As project management “churches” have the big 4 (or 5) depending on your perspective. In my mind these are:
- Traditional, also called “plan-based” or “predictive”;
- Agile, also called “adaptive”;
- Organisational, or “private” to one organisation or a small group;
- Organic, or approaches that are developed or inherited contingent on local conditions, including the common “no approach” approach.
We could parse this any number of ways. Depending on whether you consider DevOps to be a church on its own, or a sect or a cult of Agile it could be 4 or 5. Or it could be 10, depending on your viewpoint.
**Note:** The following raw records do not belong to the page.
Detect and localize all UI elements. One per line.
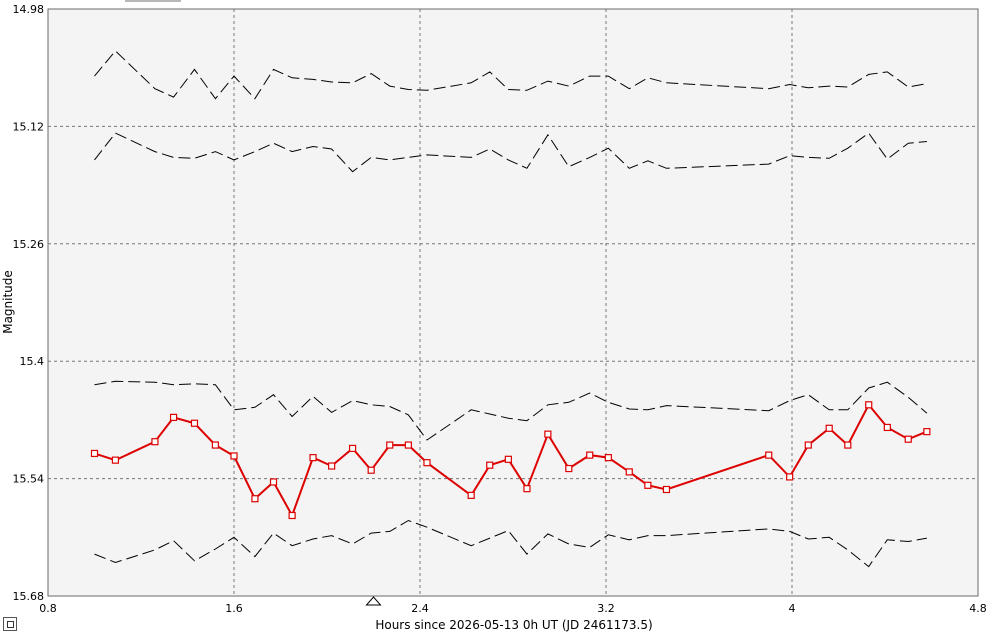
x-marker-layer [365,596,382,606]
x-tick-label: 3.2 [597,602,615,615]
target-data-point[interactable] [90,449,99,458]
series-layer [90,50,931,568]
target-data-point[interactable] [467,491,475,499]
y-axis-ticks: 14.98 15.12 15.26 15.4 15.54 15.68 [13,3,45,603]
y-tick-label: 14.98 [13,3,45,16]
target-data-point[interactable] [786,473,794,481]
target-data-point[interactable] [765,451,773,459]
target-data-point[interactable] [309,454,317,462]
y-axis-title: Magnitude [1,270,15,334]
target-data-point[interactable] [565,464,573,473]
target-data-point[interactable] [404,441,412,449]
target-data-point[interactable] [190,419,199,427]
x-position-marker[interactable] [365,596,382,606]
y-tick-label: 15.54 [13,473,45,486]
x-tick-label: 2.4 [411,602,429,615]
target-data-point[interactable] [169,413,178,421]
series-4 [94,380,928,441]
target-data-point[interactable] [269,478,278,486]
target-data-point[interactable] [111,456,120,464]
target-data-point[interactable] [662,485,671,494]
target-data-point[interactable] [423,459,431,467]
target-data-point[interactable] [486,461,494,469]
comparison-series-line [94,50,927,100]
comparison-series-line [94,380,928,441]
target-data-point[interactable] [904,435,912,443]
target-data-point[interactable] [804,441,812,449]
y-tick-label: 15.4 [20,355,45,368]
target-data-point[interactable] [544,430,552,438]
x-tick-label: 4 [789,602,796,615]
target-data-point[interactable] [644,481,652,489]
series-5 [94,519,927,568]
x-axis-title: Hours since 2026-05-13 0h UT (JD 2461173… [375,618,652,632]
target-data-point[interactable] [586,451,594,459]
target-data-point[interactable] [230,452,238,460]
series-2 [94,50,927,100]
series-1 [90,401,931,520]
target-data-point[interactable] [288,511,296,520]
corner-toggle-button[interactable] [3,617,17,631]
target-data-point[interactable] [367,466,375,474]
target-data-point[interactable] [504,455,512,463]
comparison-series-line [94,132,927,173]
grid-lines [48,9,978,596]
series-3 [94,132,927,173]
target-data-point[interactable] [604,454,612,462]
x-axis-ticks: 0.8 1.6 2.4 3.2 4 4.8 [39,602,987,615]
plot-area [47,8,979,597]
y-tick-label: 15.26 [13,238,45,251]
target-data-point[interactable] [151,438,159,446]
target-data-point[interactable] [844,441,852,449]
x-tick-label: 1.6 [225,602,243,615]
x-tick-label: 4.8 [969,602,987,615]
target-data-point[interactable] [251,495,259,503]
target-data-point[interactable] [625,468,633,476]
x-tick-label: 0.8 [39,602,57,615]
target-data-point[interactable] [883,423,891,432]
comparison-series-line [94,519,927,568]
target-data-point[interactable] [328,462,336,470]
top-tab-strip [125,0,181,2]
target-data-point[interactable] [211,441,219,449]
target-data-point[interactable] [348,444,357,453]
y-tick-label: 15.12 [13,120,45,133]
y-tick-label: 15.68 [13,590,45,603]
target-data-point[interactable] [523,485,531,493]
target-data-point[interactable] [825,424,833,432]
target-data-point[interactable] [923,428,931,436]
target-data-point[interactable] [386,441,394,449]
target-data-point[interactable] [865,401,873,409]
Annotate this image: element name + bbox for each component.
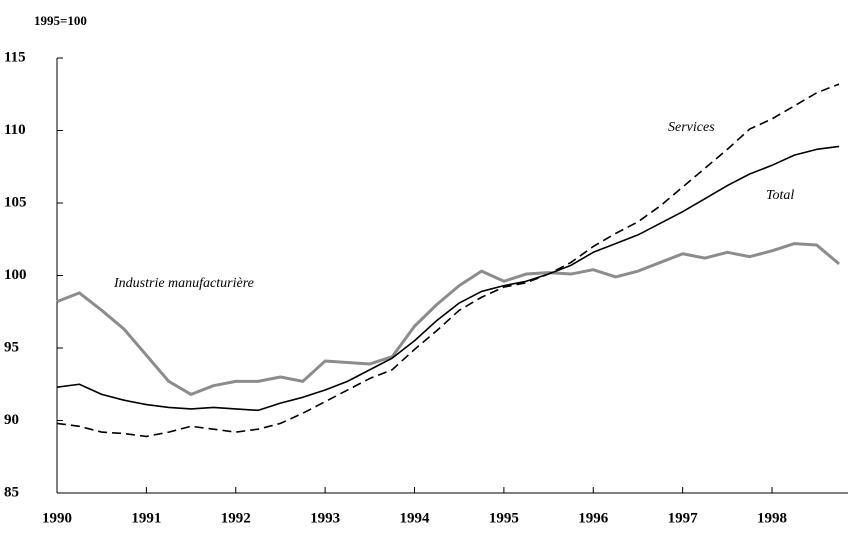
y-tick-label: 115 — [4, 49, 26, 65]
y-tick-label: 110 — [4, 122, 26, 138]
y-tick-label: 90 — [4, 412, 19, 428]
series-label: Services — [668, 120, 715, 135]
y-tick-label: 105 — [4, 194, 27, 210]
x-tick-label: 1991 — [131, 510, 161, 526]
y-tick-label: 100 — [4, 267, 27, 283]
y-tick-label: 85 — [4, 484, 19, 500]
series-label: Total — [766, 188, 794, 203]
x-tick-label: 1994 — [400, 510, 431, 526]
series-line — [56, 242, 841, 396]
y-tick-label: 95 — [4, 339, 19, 355]
series-line — [56, 145, 840, 412]
x-tick-label: 1995 — [489, 510, 519, 526]
y-axis-unit: 1995=100 — [34, 13, 87, 28]
x-tick-label: 1990 — [42, 510, 72, 526]
x-tick-label: 1992 — [221, 510, 251, 526]
x-tick-label: 1993 — [310, 510, 340, 526]
x-tick-label: 1997 — [668, 510, 699, 526]
x-tick-label: 1996 — [578, 510, 609, 526]
series-label: Industrie manufacturière — [113, 276, 254, 291]
x-tick-label: 1998 — [757, 510, 787, 526]
series-line — [56, 83, 840, 438]
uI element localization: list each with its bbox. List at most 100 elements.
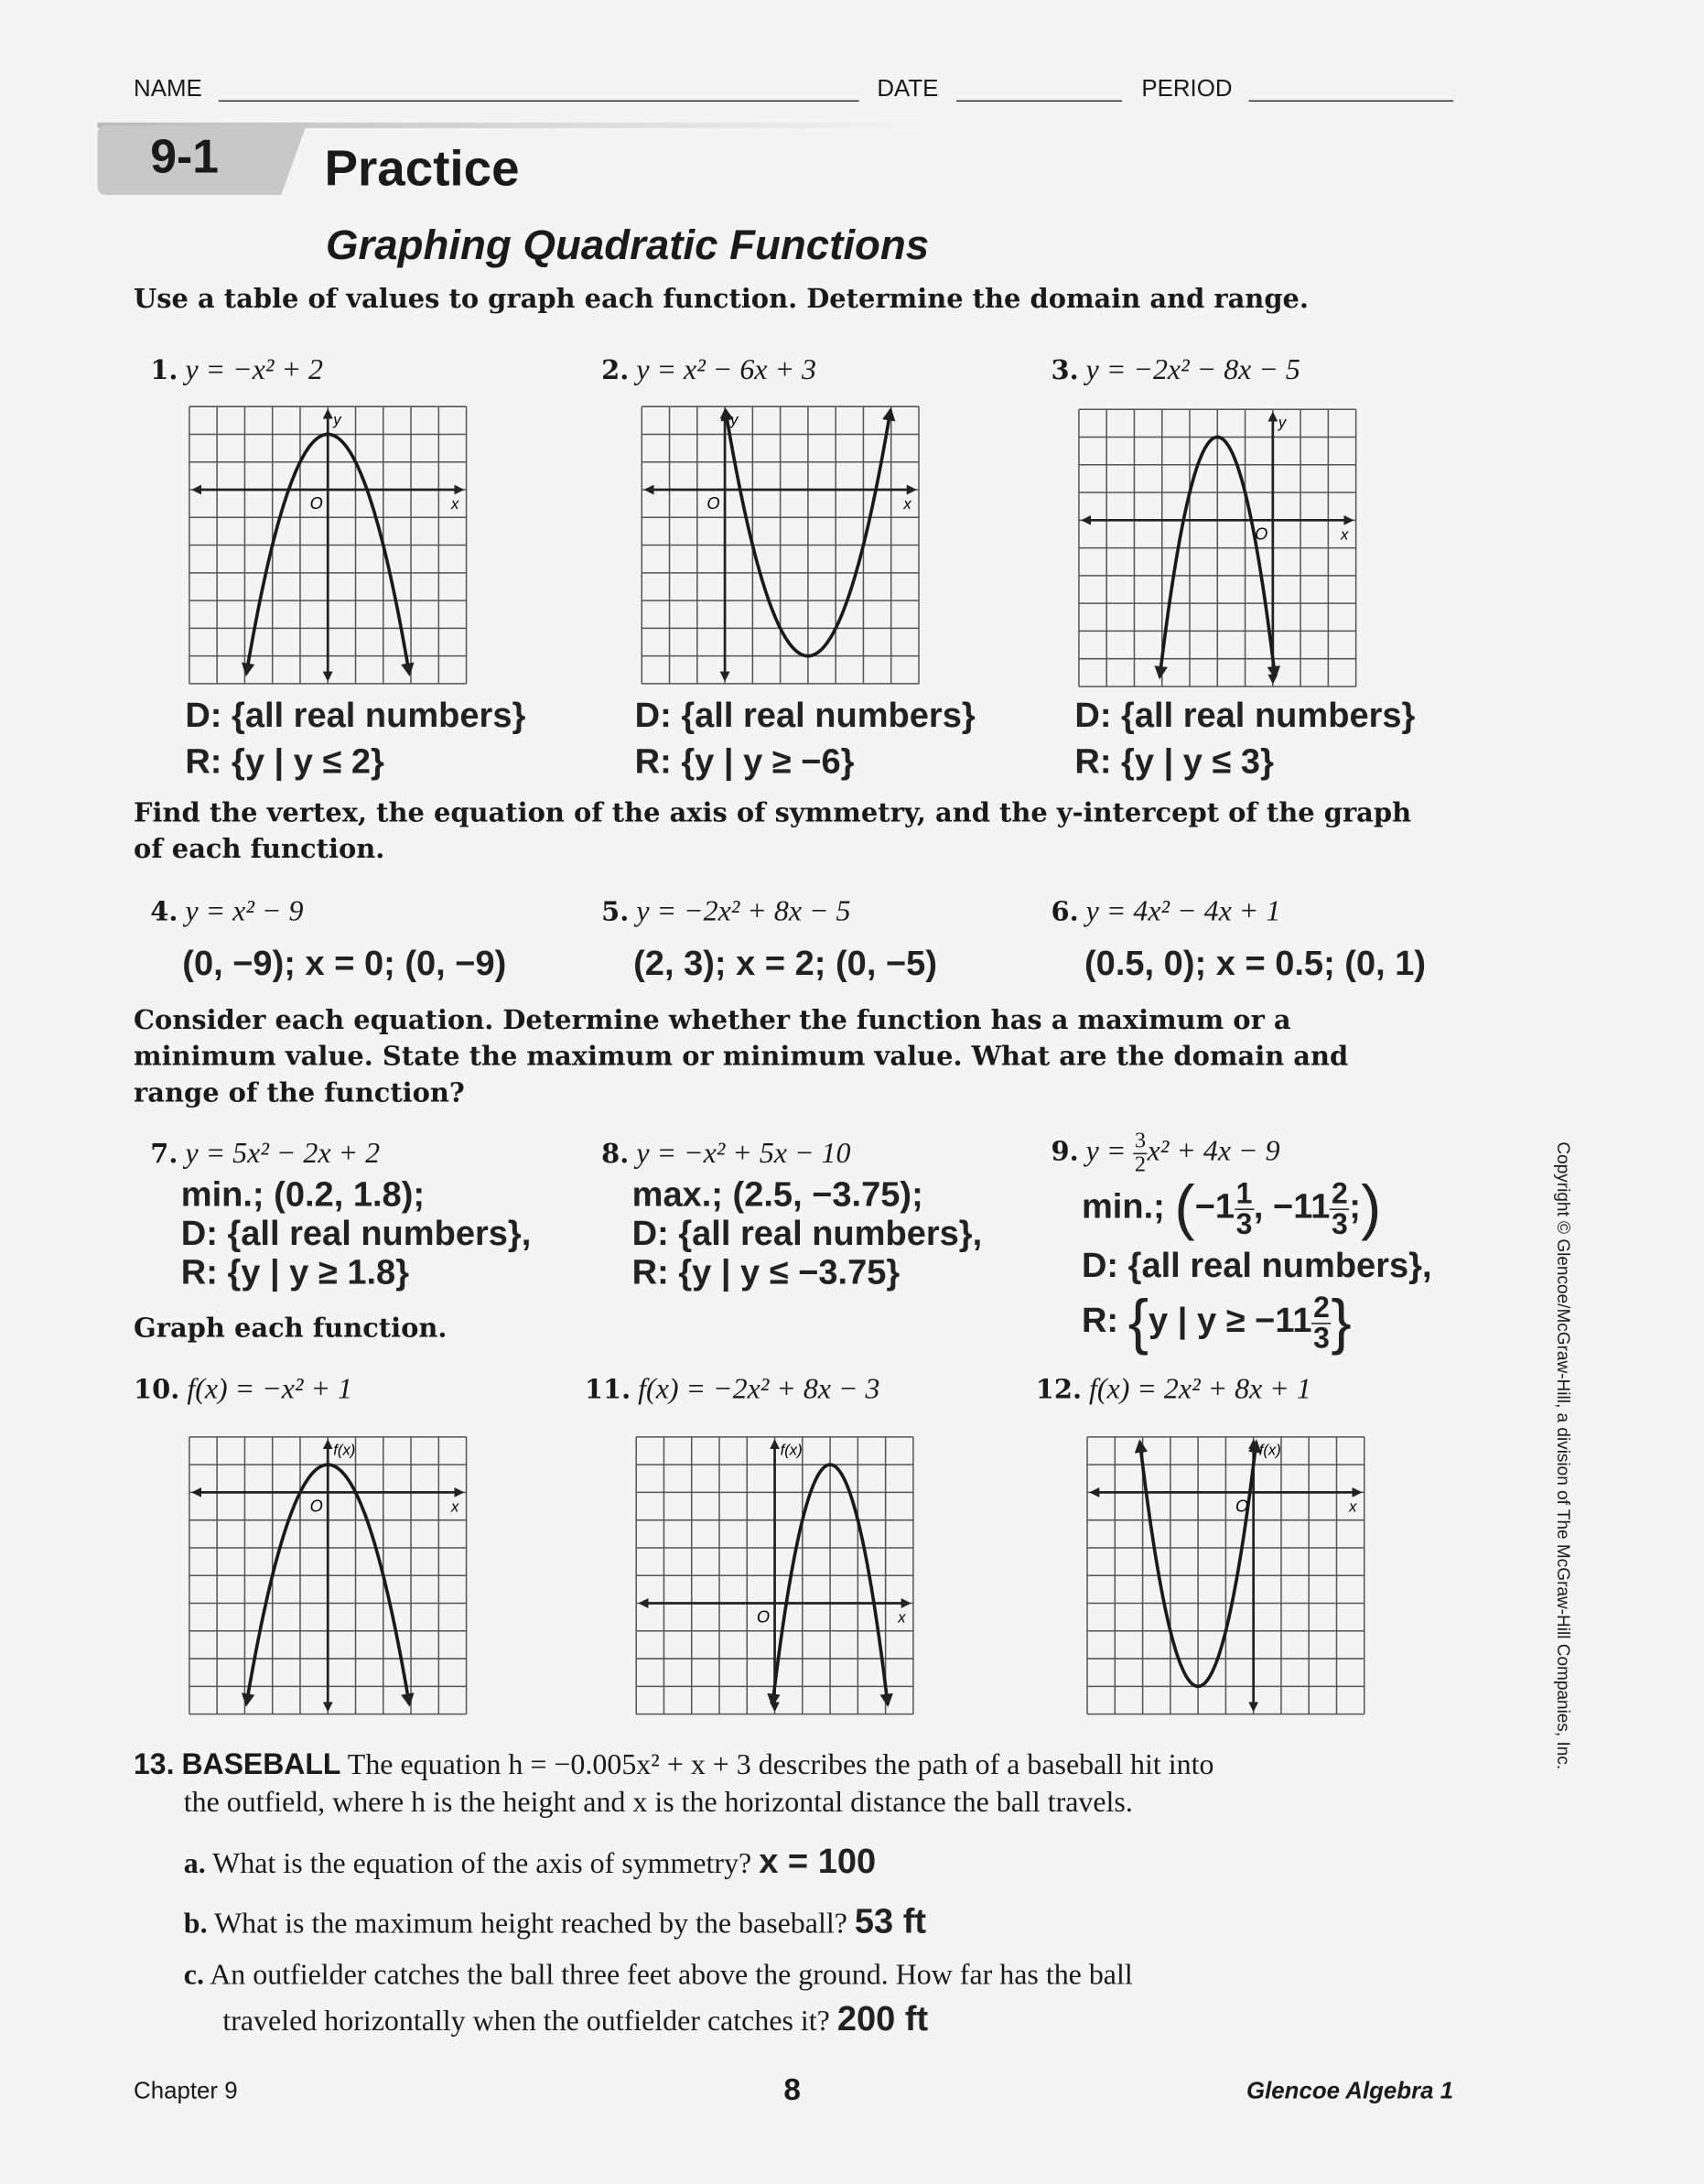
page-title: Practice	[324, 139, 520, 197]
problem-number: 1.	[150, 354, 178, 386]
problem-number: 4.	[150, 896, 178, 928]
graph-problem-3: y x O	[1078, 408, 1357, 687]
graph-problem-1: y x O	[189, 405, 468, 685]
range-answer-3: R: {y | y ≤ 3}	[1074, 741, 1274, 782]
range-answer-1: R: {y | y ≤ 2}	[185, 741, 384, 782]
equation-part: x² + 4x − 9	[1147, 1133, 1280, 1168]
answer-6: (0.5, 0); x = 0.5; (0, 1)	[1084, 944, 1427, 983]
range-answer-2: R: {y | y ≥ −6}	[634, 741, 855, 782]
problem-13: 13. BASEBALL The equation h = −0.005x² +…	[134, 1747, 1213, 1782]
lesson-tab	[97, 124, 307, 195]
problem-13-text-2: the outfield, where h is the height and …	[183, 1785, 1133, 1819]
answer-label: min.;	[1081, 1186, 1165, 1227]
copyright-notice: Copyright © Glencoe/McGraw-Hill, a divis…	[1553, 1141, 1573, 1770]
range-answer-9: R: {y | y ≥ −11 2 3}	[1082, 1288, 1352, 1357]
equation-part: y =	[1085, 1133, 1134, 1168]
brace: {	[1127, 1288, 1149, 1357]
equation: f(x) = 2x² + 8x + 1	[1089, 1371, 1311, 1405]
problem-3: 3. y = −2x² − 8x − 5	[1052, 352, 1300, 387]
problem-number: 9.	[1051, 1136, 1079, 1168]
problem-7: 7. y = 5x² − 2x + 2	[150, 1136, 380, 1171]
problem-number: 3.	[1051, 354, 1079, 386]
range-label: R:	[1081, 1301, 1119, 1341]
graph-problem-2: y x O	[641, 405, 920, 685]
origin-label: O	[310, 1497, 323, 1516]
period-label: PERIOD	[1141, 75, 1233, 103]
problem-label: BASEBALL	[181, 1748, 341, 1781]
parabola-curve	[241, 1463, 415, 1707]
problem-number: 13.	[134, 1748, 175, 1781]
numerator: 3	[1133, 1129, 1148, 1155]
x-axis-label: x	[1340, 526, 1349, 544]
question-c-line-2: traveled horizontally when the outfielde…	[222, 1999, 928, 2039]
answer-a: x = 100	[759, 1842, 877, 1882]
y-axis-label: f(x)	[333, 1442, 355, 1459]
problem-number: 5.	[601, 896, 630, 928]
equation: y = 4x² − 4x + 1	[1085, 893, 1281, 928]
question-label: c.	[183, 1957, 204, 1992]
answer-4: (0, −9); x = 0; (0, −9)	[182, 944, 507, 983]
equation: y = 5x² − 2x + 2	[185, 1136, 381, 1170]
problem-10: 10. f(x) = −x² + 1	[134, 1371, 352, 1406]
problem-11: 11. f(x) = −2x² + 8x − 3	[585, 1371, 880, 1406]
banner-rule	[97, 122, 947, 128]
domain-answer-8: D: {all real numbers},	[631, 1214, 983, 1254]
problem-2: 2. y = x² − 6x + 3	[601, 352, 816, 387]
question-label: a.	[183, 1846, 206, 1880]
equation: y = −2x² − 8x − 5	[1085, 351, 1300, 386]
answer-9: min.; (−1 1 3, −11 2 3;)	[1081, 1173, 1382, 1242]
answer-b: 53 ft	[854, 1901, 927, 1941]
origin-label: O	[706, 494, 719, 513]
instruction-2: Find the vertex, the equation of the axi…	[134, 797, 1412, 865]
problem-number: 7.	[150, 1139, 178, 1170]
parabola-curve	[1134, 1439, 1262, 1689]
range-answer-8: R: {y | y ≤ −3.75}	[631, 1253, 901, 1292]
question-text: What is the equation of the axis of symm…	[212, 1846, 752, 1880]
y-axis-label: f(x)	[781, 1442, 803, 1459]
origin-label: O	[1235, 1497, 1248, 1516]
paren: (	[1174, 1173, 1195, 1242]
question-text: An outfielder catches the ball three fee…	[210, 1957, 1133, 1992]
equation: y = −x² + 2	[185, 351, 323, 386]
name-field[interactable]	[218, 100, 859, 103]
problem-number: 12.	[1035, 1374, 1083, 1405]
paren: )	[1360, 1173, 1382, 1242]
period-field[interactable]	[1248, 100, 1454, 103]
graph-problem-10: f(x) x O	[189, 1436, 468, 1715]
equation: y = x² − 9	[185, 893, 304, 928]
date-label: DATE	[877, 75, 939, 103]
answer-x: −1	[1194, 1186, 1235, 1227]
parabola-curve	[241, 432, 415, 677]
equation: y = −x² + 5x − 10	[636, 1136, 851, 1170]
problem-4: 4. y = x² − 9	[150, 894, 303, 929]
numerator: 1	[1235, 1177, 1254, 1210]
question-a: a. What is the equation of the axis of s…	[184, 1843, 876, 1883]
problem-number: 2.	[601, 354, 630, 386]
equation: y = x² − 6x + 3	[636, 351, 816, 386]
numerator: 2	[1311, 1291, 1332, 1324]
origin-label: O	[310, 494, 323, 513]
problem-number: 8.	[601, 1139, 630, 1170]
denominator: 3	[1331, 1207, 1348, 1240]
parabola-curve	[767, 1463, 893, 1708]
problem-9: 9. y = 3 2 x² + 4x − 9	[1052, 1130, 1280, 1176]
date-field[interactable]	[956, 100, 1123, 103]
denominator: 2	[1134, 1152, 1147, 1177]
parabola-curve	[1154, 435, 1281, 680]
page-subtitle: Graphing Quadratic Functions	[325, 222, 930, 269]
range-answer-7: R: {y | y ≥ 1.8}	[180, 1253, 409, 1292]
equation: f(x) = −x² + 1	[187, 1371, 353, 1405]
problem-number: 6.	[1051, 896, 1079, 928]
numerator: 2	[1330, 1177, 1350, 1210]
equation: f(x) = −2x² + 8x − 3	[638, 1371, 880, 1405]
problem-12: 12. f(x) = 2x² + 8x + 1	[1036, 1371, 1311, 1406]
problem-text: The equation h = −0.005x² + x + 3 descri…	[347, 1747, 1214, 1781]
question-text: What is the maximum height reached by th…	[213, 1906, 847, 1941]
range-body: y | y ≥ −11	[1149, 1301, 1312, 1341]
domain-answer-2: D: {all real numbers}	[634, 696, 976, 736]
equation: y = −2x² + 8x − 5	[636, 893, 851, 928]
parabola-curve	[720, 406, 896, 658]
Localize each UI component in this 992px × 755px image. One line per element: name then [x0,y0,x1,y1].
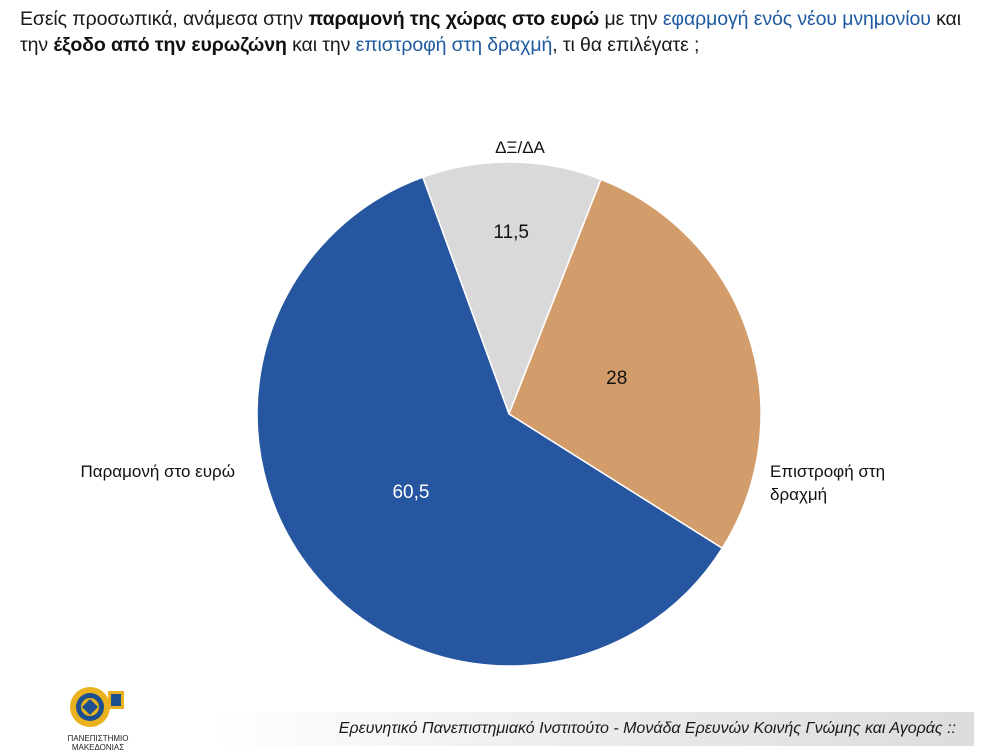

Why does this occur? Sigmund Freud had an idea about this when he observed that it was often: “precisely communities with adjoining territories, and related to each other in other ways as well, who are engaged in constant feuds and in ridiculing each other” — Freud 1930 – Civilisation and its Discontents
Freud chalked this up to the innate human proclivity for aggression and the desire for distinct identity. Once a split has occurred and new boundaries defined, this proclivity seems to repeat endlessly, finding new differences and using them as a means to further divide and subdivide.
At a certain point, this desire for distinct identity stops being fundamental and begins being self-indulgent. Are the differences between the various churches, sects and cults so big and fundamental? It is usually portrayed as so, and because of this the different viewpoints have not only entrenched themselves utterly but have vested interests in remaining separate.
And not a day goes by that doesn’t see some new offering: some book or eponymous theory that will change the world and render all other viewpoints redundant; or at least apostate.
Is this as good as it gets? The best we can do? Is our future study and practice of project management to be based on what Freud described as the “Narcissism of Small Differences”?
I think the answer is no, but not unless individual project managers start taking accountability for their own education and practice. Project management is, after all, a profession for strong individuals. As such I find the groupthink of factionalism quite disturbing.